Anthropic’s tardyst Claude 3.5 Sonnet AI model has a recent feature in accessible beta that can deal with a computer by seeing at a screen, moving a cursor, clicking buttons, and typing text. The recent feature, called “computer employ,” is employable today on the API, apshowing enbigers to honest Claude to labor on a computer appreciate a human does, as shown on a Mac in the video below.
Microsoft’s Copilot Vision feature and OpenAI’s desktop app for ChatGPT have shown what their AI tools can do based on seeing your computer’s screen, and Google has aappreciate capabilities in its Gemini app on Android phones. But they haven’t gone to the next step of expansively releasing tools ready to click around and carry out tasks for you appreciate this. Rabbit promised aappreciate capabilities for its R1, which it has yet to deinhabitr.

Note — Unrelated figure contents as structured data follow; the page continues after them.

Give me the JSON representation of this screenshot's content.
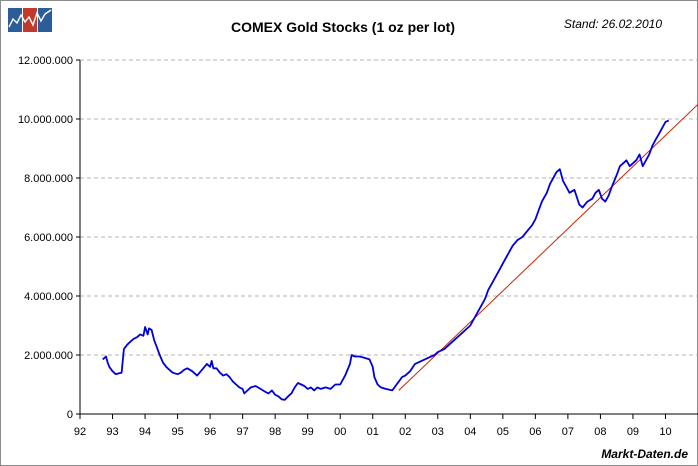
{
  "chart_data": {
    "type": "line",
    "title": "COMEX Gold Stocks (1 oz per lot)",
    "date_label": "Stand: 26.02.2010",
    "source_label": "Markt-Daten.de",
    "xlabel": "",
    "ylabel": "",
    "x_range": [
      1992.0,
      2011.0
    ],
    "ylim": [
      0,
      12000000
    ],
    "y_ticks": [
      {
        "value": 0,
        "label": "0"
      },
      {
        "value": 2000000,
        "label": "2.000.000"
      },
      {
        "value": 4000000,
        "label": "4.000.000"
      },
      {
        "value": 6000000,
        "label": "6.000.000"
      },
      {
        "value": 8000000,
        "label": "8.000.000"
      },
      {
        "value": 10000000,
        "label": "10.000.000"
      },
      {
        "value": 12000000,
        "label": "12.000.000"
      }
    ],
    "x_ticks": [
      {
        "value": 1992,
        "label": "92"
      },
      {
        "value": 1993,
        "label": "93"
      },
      {
        "value": 1994,
        "label": "94"
      },
      {
        "value": 1995,
        "label": "95"
      },
      {
        "value": 1996,
        "label": "96"
      },
      {
        "value": 1997,
        "label": "97"
      },
      {
        "value": 1998,
        "label": "98"
      },
      {
        "value": 1999,
        "label": "99"
      },
      {
        "value": 2000,
        "label": "00"
      },
      {
        "value": 2001,
        "label": "01"
      },
      {
        "value": 2002,
        "label": "02"
      },
      {
        "value": 2003,
        "label": "03"
      },
      {
        "value": 2004,
        "label": "04"
      },
      {
        "value": 2005,
        "label": "05"
      },
      {
        "value": 2006,
        "label": "06"
      },
      {
        "value": 2007,
        "label": "07"
      },
      {
        "value": 2008,
        "label": "08"
      },
      {
        "value": 2009,
        "label": "09"
      },
      {
        "value": 2010,
        "label": "10"
      }
    ],
    "grid": "horizontal dashed",
    "series": [
      {
        "name": "COMEX Gold Stocks",
        "color": "#0000dd",
        "x": [
          1992.7,
          1992.8,
          1992.85,
          1992.9,
          1993.0,
          1993.1,
          1993.2,
          1993.28,
          1993.35,
          1993.45,
          1993.55,
          1993.65,
          1993.75,
          1993.85,
          1993.95,
          1994.0,
          1994.08,
          1994.12,
          1994.2,
          1994.28,
          1994.35,
          1994.45,
          1994.55,
          1994.65,
          1994.75,
          1994.85,
          1995.0,
          1995.1,
          1995.2,
          1995.3,
          1995.45,
          1995.6,
          1995.75,
          1995.9,
          1996.0,
          1996.05,
          1996.1,
          1996.2,
          1996.3,
          1996.4,
          1996.5,
          1996.6,
          1996.7,
          1996.8,
          1996.9,
          1997.0,
          1997.05,
          1997.15,
          1997.25,
          1997.4,
          1997.55,
          1997.7,
          1997.8,
          1997.9,
          1998.0,
          1998.1,
          1998.2,
          1998.3,
          1998.4,
          1998.5,
          1998.6,
          1998.7,
          1998.8,
          1998.9,
          1999.0,
          1999.1,
          1999.2,
          1999.3,
          1999.4,
          1999.55,
          1999.7,
          1999.85,
          2000.0,
          2000.15,
          2000.3,
          2000.35,
          2000.45,
          2000.6,
          2000.75,
          2000.9,
          2001.0,
          2001.05,
          2001.15,
          2001.25,
          2001.4,
          2001.6,
          2001.7,
          2001.8,
          2001.9,
          2002.0,
          2002.15,
          2002.3,
          2002.5,
          2002.7,
          2002.9,
          2003.0,
          2003.2,
          2003.4,
          2003.6,
          2003.8,
          2004.0,
          2004.15,
          2004.3,
          2004.45,
          2004.55,
          2004.7,
          2004.85,
          2005.0,
          2005.15,
          2005.3,
          2005.45,
          2005.6,
          2005.75,
          2005.9,
          2006.0,
          2006.1,
          2006.2,
          2006.35,
          2006.45,
          2006.55,
          2006.65,
          2006.75,
          2006.85,
          2006.95,
          2007.05,
          2007.2,
          2007.35,
          2007.45,
          2007.6,
          2007.75,
          2007.85,
          2007.95,
          2008.05,
          2008.15,
          2008.25,
          2008.35,
          2008.5,
          2008.6,
          2008.7,
          2008.8,
          2008.9,
          2009.0,
          2009.1,
          2009.2,
          2009.3,
          2009.4,
          2009.5,
          2009.6,
          2009.7,
          2009.8,
          2009.9,
          2010.0,
          2010.1
        ],
        "values": [
          1850000,
          1950000,
          1750000,
          1600000,
          1450000,
          1350000,
          1380000,
          1400000,
          2200000,
          2350000,
          2450000,
          2550000,
          2600000,
          2700000,
          2650000,
          2950000,
          2700000,
          2900000,
          2850000,
          2500000,
          2300000,
          2000000,
          1750000,
          1600000,
          1500000,
          1400000,
          1350000,
          1400000,
          1500000,
          1550000,
          1450000,
          1300000,
          1500000,
          1700000,
          1600000,
          1800000,
          1550000,
          1550000,
          1400000,
          1300000,
          1350000,
          1250000,
          1100000,
          1000000,
          900000,
          850000,
          700000,
          800000,
          900000,
          950000,
          850000,
          750000,
          700000,
          800000,
          650000,
          600000,
          500000,
          480000,
          600000,
          700000,
          900000,
          1050000,
          1000000,
          950000,
          850000,
          900000,
          800000,
          900000,
          850000,
          900000,
          850000,
          1000000,
          1000000,
          1300000,
          1700000,
          2000000,
          1950000,
          1950000,
          1900000,
          1850000,
          1600000,
          1250000,
          1000000,
          900000,
          850000,
          800000,
          950000,
          1100000,
          1250000,
          1300000,
          1450000,
          1700000,
          1800000,
          1900000,
          2000000,
          2100000,
          2200000,
          2400000,
          2600000,
          2800000,
          3000000,
          3300000,
          3600000,
          3900000,
          4200000,
          4500000,
          4800000,
          5100000,
          5400000,
          5700000,
          5900000,
          6000000,
          6200000,
          6400000,
          6600000,
          6900000,
          7200000,
          7500000,
          7800000,
          8000000,
          8200000,
          8300000,
          7900000,
          7700000,
          7500000,
          7600000,
          7100000,
          7000000,
          7200000,
          7300000,
          7500000,
          7600000,
          7300000,
          7200000,
          7400000,
          7700000,
          8100000,
          8400000,
          8500000,
          8600000,
          8400000,
          8500000,
          8600000,
          8800000,
          8400000,
          8600000,
          8800000,
          9100000,
          9300000,
          9500000,
          9700000,
          9900000,
          9950000
        ]
      },
      {
        "name": "Trend",
        "color": "#cc2200",
        "x": [
          2001.8,
          2011.0
        ],
        "values": [
          800000,
          10500000
        ]
      }
    ]
  },
  "logo": {
    "colors": [
      "#2b5d9b",
      "#c0392b",
      "#2b5d9b"
    ]
  }
}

Anthropic does alert that computer employ is still experimental and can be “cumbersome and error-prone.” The company says, “We’re releasing computer employ punctual for feedback from enbigers, and foresee the capability to better rapidly over time.”
There are many actions that people routinely do with computers (dragging, zooming, and so on) that Claude can’t yet finisheavor. The “flipbook” nature of Claude’s see of the screen—taking screenstoastys and piecing them together, rather than observing a more granular video stream—unbenevolents that it can miss low-inhabitd actions or notifications.
Also, this version of Claude has apparently been tageder to steer clear of social media, with “meabraves to watch when Claude is asked to join in election-roverhappinessed activity, as well as systems for nudging Claude away from activities appreciate generating and posting satisfied on social media, enrolling web domains, or conveying with rulement websites.”
Meanwhile, Anthropic says its recent Claude 3.5 Sonnet model has betterments in many benchtags and is presented to customers at the same price and speed as its predecessor:
The modernized Claude 3.5 Sonnet shows expansive-ranging betterments on industry benchtags, with particularly strong gets in agentic coding and tool employ tasks. On coding, it betters carry outance on SWE-bench Verified from 33.4% to 49.0%, scoring higher than all accessiblely employable models—including reasoning models appreciate OpenAI o1-pappraise and one-of-a-kindized systems set uped for agentic coding. It also betters carry outance on TAU-bench, an agentic tool employ task, from 62.6% to 69.2% in the retail domain, and from 36.0% to 46.0% in the more challenging airline domain.